Friday, November 26, 2010

Great Expectations

What in the world do I have to complain about? When I sit down and make a gratitude list, I can easily fill pages of blessings that God’s given me. So why do I get disappointed when things don’t go my way? Because I’m self-centered. Because my needs aren’t met. Because I don’t get the result I fantasize about in my mind. Because I invest more faith in men than trusting God. And perhaps because my expectations are too great.
Not getting what I think I want always comes back to selfishness and the need to revise and manage my expectations. I’m reminded that I need to evaluate my insecurities, as well as my role in contributing to the desired or undesired result. How did my actions and unrealistic expectations create a flow of misinterpretations to my brain?
I’m not suggesting that I shouldn’t ever have expectations about an event or a family gathering or a friendship or relationship or job or whatever it might be. I’m merely saying I need to understand how much “self” influences the reality of the situation and realize the world doesn’t revolve around me and my every desire. My focus should be on pleasing and honoring God and putting others first.
If I were to care more about how another person’s needs might be fulfilled, how to make their day, and how to pour my love out to them, I imagine that my own “Great Expectations” would no longer seem that important. I’ve seen God demonstrate His greatness in mind-blowing ways that have nothing to do with expectations I’ve created. I just have to put self aside and allow Him to do His work in me.

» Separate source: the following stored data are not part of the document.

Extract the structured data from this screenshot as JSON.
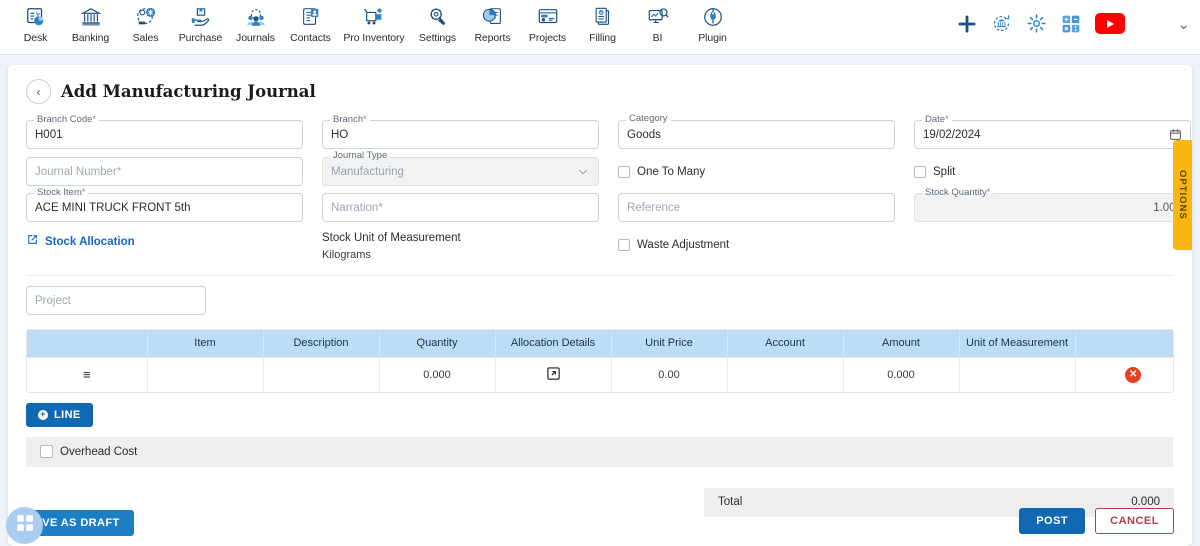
{
  "topnav": {
    "items": [
      {
        "label": "Desk",
        "icon": "desk-dashboard-icon"
      },
      {
        "label": "Banking",
        "icon": "bank-building-icon"
      },
      {
        "label": "Sales",
        "icon": "sales-tag-icon"
      },
      {
        "label": "Purchase",
        "icon": "purchase-hand-icon"
      },
      {
        "label": "Journals",
        "icon": "journals-people-icon"
      },
      {
        "label": "Contacts",
        "icon": "contacts-card-icon"
      },
      {
        "label": "Pro Inventory",
        "icon": "inventory-cart-icon"
      },
      {
        "label": "Settings",
        "icon": "settings-tools-icon"
      },
      {
        "label": "Reports",
        "icon": "reports-piechart-icon"
      },
      {
        "label": "Projects",
        "icon": "projects-board-icon"
      },
      {
        "label": "Filling",
        "icon": "filling-documents-icon"
      },
      {
        "label": "BI",
        "icon": "bi-monitor-icon"
      },
      {
        "label": "Plugin",
        "icon": "plugin-plug-icon"
      }
    ],
    "right_icons": [
      {
        "name": "add-plus-icon"
      },
      {
        "name": "refresh-bank-icon"
      },
      {
        "name": "gear-icon"
      },
      {
        "name": "calculator-icon"
      },
      {
        "name": "youtube-icon"
      }
    ],
    "chevron": "⌄"
  },
  "page": {
    "back": "‹",
    "title": "Add Manufacturing Journal",
    "options_tab": "OPTIONS"
  },
  "form": {
    "branch_code": {
      "label": "Branch Code",
      "required": "*",
      "value": "H001"
    },
    "branch": {
      "label": "Branch",
      "required": "*",
      "value": "HO"
    },
    "category": {
      "label": "Category",
      "required": "",
      "value": "Goods"
    },
    "date": {
      "label": "Date",
      "required": "*",
      "value": "19/02/2024",
      "icon": "calendar-icon"
    },
    "journal_number": {
      "placeholder": "Journal Number",
      "required": "*",
      "value": ""
    },
    "journal_type": {
      "label": "Journal Type",
      "value": "Manufacturing",
      "icon": "chevron-down-icon"
    },
    "one_to_many": {
      "label": "One To Many",
      "checked": false
    },
    "split": {
      "label": "Split",
      "checked": false
    },
    "stock_item": {
      "label": "Stock Item",
      "required": "*",
      "value": "ACE MINI TRUCK FRONT 5th"
    },
    "narration": {
      "placeholder": "Narration",
      "required": "*",
      "value": ""
    },
    "reference": {
      "placeholder": "Reference",
      "value": ""
    },
    "stock_quantity": {
      "label": "Stock Quantity",
      "required": "*",
      "value": "1.000"
    },
    "stock_allocation": {
      "label": "Stock Allocation",
      "icon": "external-link-icon"
    },
    "stock_uom": {
      "label": "Stock Unit of Measurement",
      "value": "Kilograms"
    },
    "waste_adjustment": {
      "label": "Waste Adjustment",
      "checked": false
    },
    "project": {
      "placeholder": "Project",
      "value": ""
    }
  },
  "table": {
    "columns": [
      "",
      "Item",
      "Description",
      "Quantity",
      "Allocation Details",
      "Unit Price",
      "Account",
      "Amount",
      "Unit of Measurement",
      ""
    ],
    "rows": [
      {
        "handle": "≡",
        "item": "",
        "description": "",
        "quantity": "0.000",
        "allocation_icon": "external-link-icon",
        "unit_price": "0.00",
        "account": "",
        "amount": "0.000",
        "uom": "",
        "delete_icon": "delete-circle-icon"
      }
    ]
  },
  "actions": {
    "line_button": "LINE",
    "overhead_cost": "Overhead Cost",
    "total_label": "Total",
    "total_value": "0.000",
    "post": "POST",
    "cancel": "CANCEL",
    "save_as_draft": "SAVE AS DRAFT",
    "fab_icon": "apps-grid-icon"
  },
  "colors": {
    "primary_blue": "#1168b3",
    "table_header": "#bfdcf5",
    "options_yellow": "#fbb611",
    "cancel_red": "#b0404a",
    "delete_red": "#e8401c",
    "youtube_red": "#ff0000"
  }
}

Wednesday, November 10, 2010

Put the Past to Rest

“Forget the former things; do not dwell on the past.” Isaiah 43:18
Have you done things in your life that you still feel guilty about? Things you haven’t been able to let go even though you’ve turned them over to God.
If I’m ashamed of something, I know that I’m not going to be able to accept God’s best for me if I don’t take Him at His word when He says He’s forgiven me for something after I’ve asked Him to. He’s constantly refining me with fire, carving away at all the nonsense in my life to make me more like Christ.
Therefore, I must move on after I’ve laid things on the table for Him to take away. I can’t rely on my “feelings” or else I’ll never “feel” forgiven. I have to trust that I am because He says so. And God doesn’t lie.
God slowly reveals Himself to me during my trials and in times of pain. It’s as if He doesn’t want to overwhelm me with all that He is at one time, and so He lets me in on a little at a time, making me long for more.
The past is the past. It’s a part of who I am, and I’m thankful for it because it’s brought me closer to Christ and given me a relationship with Him I never knew was possible. The past makes me completely dependent on the Lord. The past causes me to be passionate about the present. And now when the past pays me a visit – because it’s been put to rest – it’s enlightening and exciting. It means God is up to something good.